Teror di Cicendo berulang. 36 tahun lalu Jamaah Imran dari Komando Jihad menyerang sebuah kantor polisi.
Sebuah bom panci berdaya ledak rendah diledakkan di Taman Pandawa di Jalan Pandawa Kecamatan Cicendo Kota Bandung, pada 27 Februari 2017. Seorang pelaku melarikan diri dengan membawa motor, sedangkan satu pelaku lagi lari ke kantor Kelurahan Arjuna. Pelaku itu tewas oleh tembakan dari aparat keamanan.
Teror di Cicendo itu mengingatkan kita pada Peristiwa Cicendo pada 11 Maret 1981 pukul 00.30 WIB. Sekitar 14 anggota Jamaah Imran dari Komando Jihad menyerbu kantor Polisi Kosekta 8606 Pasir Kaliki, Cicendo, Bandung.
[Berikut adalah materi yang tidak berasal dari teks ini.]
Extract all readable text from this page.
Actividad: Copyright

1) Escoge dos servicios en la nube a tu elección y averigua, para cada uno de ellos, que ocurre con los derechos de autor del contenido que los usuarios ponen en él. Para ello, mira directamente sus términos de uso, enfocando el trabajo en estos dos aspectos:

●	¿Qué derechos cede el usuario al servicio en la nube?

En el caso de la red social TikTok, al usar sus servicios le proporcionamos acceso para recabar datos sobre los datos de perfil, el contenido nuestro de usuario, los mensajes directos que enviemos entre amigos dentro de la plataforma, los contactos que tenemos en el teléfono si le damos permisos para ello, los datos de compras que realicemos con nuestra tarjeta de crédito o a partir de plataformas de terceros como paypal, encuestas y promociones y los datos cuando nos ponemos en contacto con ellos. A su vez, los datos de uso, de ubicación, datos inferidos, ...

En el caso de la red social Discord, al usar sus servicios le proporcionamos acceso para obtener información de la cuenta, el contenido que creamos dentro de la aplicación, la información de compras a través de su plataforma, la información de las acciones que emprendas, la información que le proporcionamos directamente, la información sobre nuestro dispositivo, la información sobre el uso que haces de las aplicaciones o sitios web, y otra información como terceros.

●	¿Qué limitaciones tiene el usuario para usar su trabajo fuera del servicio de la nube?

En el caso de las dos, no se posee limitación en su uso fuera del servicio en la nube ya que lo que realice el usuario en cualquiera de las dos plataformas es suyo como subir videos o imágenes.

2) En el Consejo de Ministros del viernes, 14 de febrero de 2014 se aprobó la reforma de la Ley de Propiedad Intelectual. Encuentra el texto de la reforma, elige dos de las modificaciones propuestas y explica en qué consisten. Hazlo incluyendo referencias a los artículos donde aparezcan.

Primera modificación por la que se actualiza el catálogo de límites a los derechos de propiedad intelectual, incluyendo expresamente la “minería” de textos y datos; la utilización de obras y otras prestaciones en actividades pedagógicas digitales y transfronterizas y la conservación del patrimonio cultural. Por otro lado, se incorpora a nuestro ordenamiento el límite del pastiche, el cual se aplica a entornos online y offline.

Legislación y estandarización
Mereka dipimpin oleh Salman Hafidz, datang dengan menggunakan sebuah truk. Kala itu, hanya ada empat anggota polisi yang berjaga: Sertu Suhendrik, Bharatu Zul Iskandar, Bharada Andi, dan komandan jaga Serka Suryana.
Tiga orang penyerbu turun dari truk lantas berpura-pura menanyakan salah seorang anggota jamaah yang ditahan. Tanpa disangka, mereka menodongkan senjata api Garrand. Menghadapi sergapan tak terduga itu, keempat polisi itu tak berdaya dan dimasukkan ke dalam tahanan yang terletak di belakang kantor. Mereka kemudian membebaskan empat tahanan anggota Jamaah Imran.
“Atas perintah Salman Hafidz, Maman Kusmayadi lantas memberondong keempat polisi itu. Tiga orang seketika tewas, dan seorang luka berat,” tulis Tempo, 27 September 1986. Mereka kemudian mengobrak-abrik pos polisi itu dan membakar arsip yang mereka temukan. Mereka lantas melarikan diri dengan membawa dua pistol kaliber 38.
Setelah para pelaku tertangkap, diketahui bahwa otak penyerbuan adalah Imran bin Muhammad Zein, pimpinan Komando Jihad di Jawa Barat. Imran menyuruh Salman, untuk mencari senjata dalam waktu dua minggu. Imran kemudian mendalangi pembajakan pesawat Garuda DC-9 Woyla di bandara Don Muang, Bangkok, Thailand, pada 28 Maret 1981.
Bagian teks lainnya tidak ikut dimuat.